Ravenna Western Courier

Western Courier (Ravenna, Portage County, Ohio) 1837-1838 [LCCN: sn83035100]
Digital Edition: May 4, 1837 – April 5, 1838

The Ravenna Western Courier was established in April 1825 as the Western Courier, and the Western Public Advertiser by John B. Butler, a printer from Pittsburgh, Pennsylvania, who brought with him the press, type, and office materials that would be the first used in Portage County, Ohio. This early version of the newspaper sold at $2.50 per year and $2 in advance, although subscribers could pay instead with produce of appropriate value.

Initially circulating to 320 subscribers, a number that more than doubled within the first six months of print, the Courier published international news and correspondence; national and local news; political speeches; and business notices and advertisements. The Courier also published fiction and poetry, including that of Eliza R. Snow, a young woman then residing in Portage County, who would go on to become a notable figure in the Church of Latter-Day Saints and a plural wife of Brigham Young. The editors also supported the administration of John Quincy Adams and would later rally against the presidential candidacy of Andrew Jackson, who, though enjoying a nationally successful campaign, failed to win over the residents of Portage County.

John Butler sold the Courier in 1827, returning to Pittsburgh to purchase and manage a local newspaper, the Statesman.

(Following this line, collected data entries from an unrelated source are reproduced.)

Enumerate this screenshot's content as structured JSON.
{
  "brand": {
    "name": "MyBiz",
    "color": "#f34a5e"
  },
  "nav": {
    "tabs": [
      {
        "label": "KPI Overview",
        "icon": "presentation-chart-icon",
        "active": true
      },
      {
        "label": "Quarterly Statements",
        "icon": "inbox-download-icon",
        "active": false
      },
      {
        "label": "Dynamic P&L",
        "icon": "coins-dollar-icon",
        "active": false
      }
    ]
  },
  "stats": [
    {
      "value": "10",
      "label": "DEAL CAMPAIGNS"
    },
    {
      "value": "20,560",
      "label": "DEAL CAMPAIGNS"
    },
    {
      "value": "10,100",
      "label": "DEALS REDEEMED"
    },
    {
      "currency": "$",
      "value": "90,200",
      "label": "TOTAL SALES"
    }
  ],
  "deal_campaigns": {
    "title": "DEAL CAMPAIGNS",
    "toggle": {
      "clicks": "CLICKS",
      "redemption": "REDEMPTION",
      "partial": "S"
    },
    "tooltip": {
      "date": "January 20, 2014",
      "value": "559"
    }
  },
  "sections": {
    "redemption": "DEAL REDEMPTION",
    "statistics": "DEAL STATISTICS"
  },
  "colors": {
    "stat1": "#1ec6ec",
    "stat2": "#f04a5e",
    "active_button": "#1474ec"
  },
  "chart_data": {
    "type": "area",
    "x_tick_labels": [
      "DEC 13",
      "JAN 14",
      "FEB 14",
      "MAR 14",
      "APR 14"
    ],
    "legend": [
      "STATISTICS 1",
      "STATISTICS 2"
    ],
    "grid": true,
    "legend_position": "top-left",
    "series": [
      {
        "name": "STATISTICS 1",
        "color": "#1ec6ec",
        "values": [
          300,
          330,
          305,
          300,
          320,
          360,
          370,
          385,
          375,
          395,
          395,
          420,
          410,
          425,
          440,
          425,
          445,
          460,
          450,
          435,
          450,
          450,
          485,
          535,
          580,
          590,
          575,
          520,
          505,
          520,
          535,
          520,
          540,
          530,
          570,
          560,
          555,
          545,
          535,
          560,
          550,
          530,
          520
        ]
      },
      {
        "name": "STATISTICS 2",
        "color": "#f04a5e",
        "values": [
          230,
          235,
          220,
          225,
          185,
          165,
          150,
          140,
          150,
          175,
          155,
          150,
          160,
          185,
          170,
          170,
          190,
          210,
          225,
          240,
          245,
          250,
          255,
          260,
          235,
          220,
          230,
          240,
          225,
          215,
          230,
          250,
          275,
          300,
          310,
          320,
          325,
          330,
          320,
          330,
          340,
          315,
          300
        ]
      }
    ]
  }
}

The Courier consequently passed through many hands, including those of James Barr Walker, an academic theologian who edited several Ohio papers such as the anti-slavery Ohio Observer in Hudson and the Watchman of the Valley in Cincinnati. In 1830, the Courier became the Democratic organ of Portage County, and in August 1832 it was published as the Western Courier, and Portage County Democrat under John Harmon, a former assistant editor. In 1836, Harmon sold the Courier to the firm of Selby & Robbins, who raised subscription prices to $3 per year. The paper was suspended on November 2, 1837. Harmon again took up the management of the Courier on April 5, 1838, in an attempt to revive sales. Nevertheless, publication ceased shortly afterward; the final issue was published on April 23, 1838.